Precisamente de un autorretrato, realizado en la adolescencia, parte la muestra, que incluye en sus primeros tramos rostros de artistas como Velázquez e imágenes de su hijo. "Aquí tengo cara de sueño y un poco de intoxicación por el aguarrás", señalaba Abelenda frente a una de esas instantáneas de su infancia, en la que su padre lo plasmó envuelto en un pesado abrigo color canario. Con su protagonismo compite la presencia de las Meninas en todos sus estilos, y del perro del artista barroco, otra de sus obsesiones. Es un legado del tiempo que el coruñés pasó estudiando arquitectura en la capital, donde se pasaba horas pintando en el Museo del Prado.

"Retocaba las pinturas siempre cuando acababa. Iba al día siguiente, las miraba media hora y de repente ponía una mancha. Decía que un cuadro nunca terminaba de hacerse", recuerda su hijo. En su juventud, le observó cientos de veces en el taller, creando pigmentos a base de limaduras de hierro y cobre o insultando frustrado a sus obras. Aquellas escenas de trabajo las capturó también el propio Abelenda en una serie sobre su taller, que muestra herramientas y un autorretrato de su cadáver, junto a bodegones, piezas eróticas, los toreros que ocupaban las tertulias de las que se hizo asiduo en el Café Gijón, y los paisajes de O Parrote y la Marina, que hacía y deshacía a su antojo.

Desde la Ciudad Vieja en la que residía, los paseos al borde del mar eran inevitables. Abelenda aprendió a apreciarlos de la mano de su padre, que le llevaba de caminata por la zona durante su infancia, y los pasó por el tamiz de su inventiva para pintarlos con perspectivas que solo existían en su mente. "Inventar la geografía de A Coruña a través de su geografía mental es algo que hacía mucho. A veces parecía que estaba construyendo y deconstruyendo", asegura su hijo, para el que la obra más especial es quizá una de las que pase más desapercibida. Se refiere a un cuadro de los años 90, en el que se refleja un partido de rugby con la camiseta de los Evergreens que su padre le regaló tras viajar a Estados Unidos. Además de la pintura, el deporte era otra de las pasiones del coruñés, que fue campeón de España de los 110 metros vallas.

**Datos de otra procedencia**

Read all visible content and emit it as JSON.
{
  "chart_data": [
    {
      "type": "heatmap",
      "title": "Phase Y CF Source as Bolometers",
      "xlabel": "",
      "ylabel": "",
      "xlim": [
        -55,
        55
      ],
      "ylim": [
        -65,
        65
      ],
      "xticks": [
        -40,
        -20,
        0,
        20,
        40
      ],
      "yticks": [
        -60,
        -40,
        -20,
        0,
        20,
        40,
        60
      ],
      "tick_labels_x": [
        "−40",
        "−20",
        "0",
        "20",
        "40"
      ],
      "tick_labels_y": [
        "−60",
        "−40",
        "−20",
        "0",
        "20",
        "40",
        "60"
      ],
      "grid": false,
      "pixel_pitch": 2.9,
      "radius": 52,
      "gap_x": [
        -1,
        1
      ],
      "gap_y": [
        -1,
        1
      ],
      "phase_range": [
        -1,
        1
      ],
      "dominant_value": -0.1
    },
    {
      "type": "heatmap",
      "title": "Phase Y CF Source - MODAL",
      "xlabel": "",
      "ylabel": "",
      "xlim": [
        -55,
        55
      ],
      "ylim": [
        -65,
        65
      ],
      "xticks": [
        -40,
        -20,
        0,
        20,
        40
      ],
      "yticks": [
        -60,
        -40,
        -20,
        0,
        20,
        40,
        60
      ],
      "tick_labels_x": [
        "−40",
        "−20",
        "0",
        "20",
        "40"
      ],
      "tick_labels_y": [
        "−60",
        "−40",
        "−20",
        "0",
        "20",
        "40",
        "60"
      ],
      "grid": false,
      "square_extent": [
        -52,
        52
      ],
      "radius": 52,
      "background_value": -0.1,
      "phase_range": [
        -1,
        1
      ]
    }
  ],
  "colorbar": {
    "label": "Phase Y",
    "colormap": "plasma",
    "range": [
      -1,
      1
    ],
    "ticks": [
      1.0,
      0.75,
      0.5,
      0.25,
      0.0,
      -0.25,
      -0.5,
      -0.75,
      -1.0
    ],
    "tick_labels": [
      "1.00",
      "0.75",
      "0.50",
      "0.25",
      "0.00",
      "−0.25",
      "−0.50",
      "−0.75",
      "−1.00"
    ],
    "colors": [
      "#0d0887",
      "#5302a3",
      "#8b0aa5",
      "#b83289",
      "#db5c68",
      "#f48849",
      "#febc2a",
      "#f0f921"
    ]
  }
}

Sus zapatillas de correr, y el balón que utilizaba en los partidos son recuerdos de ese lado que se aleja del artista y se acerca a la persona, y que en la exposición alcanza incluso la niñez. Escondida bajo el cristal de una vitrina, la muestra ofrece restos de su infancia, como una carta a los Reyes Magos en la que un Abelenda de 8 años pide un revólver, unas rodilleras y un sinfín de cuentos. Más tarde, llegarían peticiones de pinturas y pinceles, que no soltaría hasta el final de su vida. Afundación conserva su último cuadro, una escena de líneas geométricas, precisas a pesar de haber perdido visión, en la que hace un guiño final a la ciudad que siempre se guardó en el alma.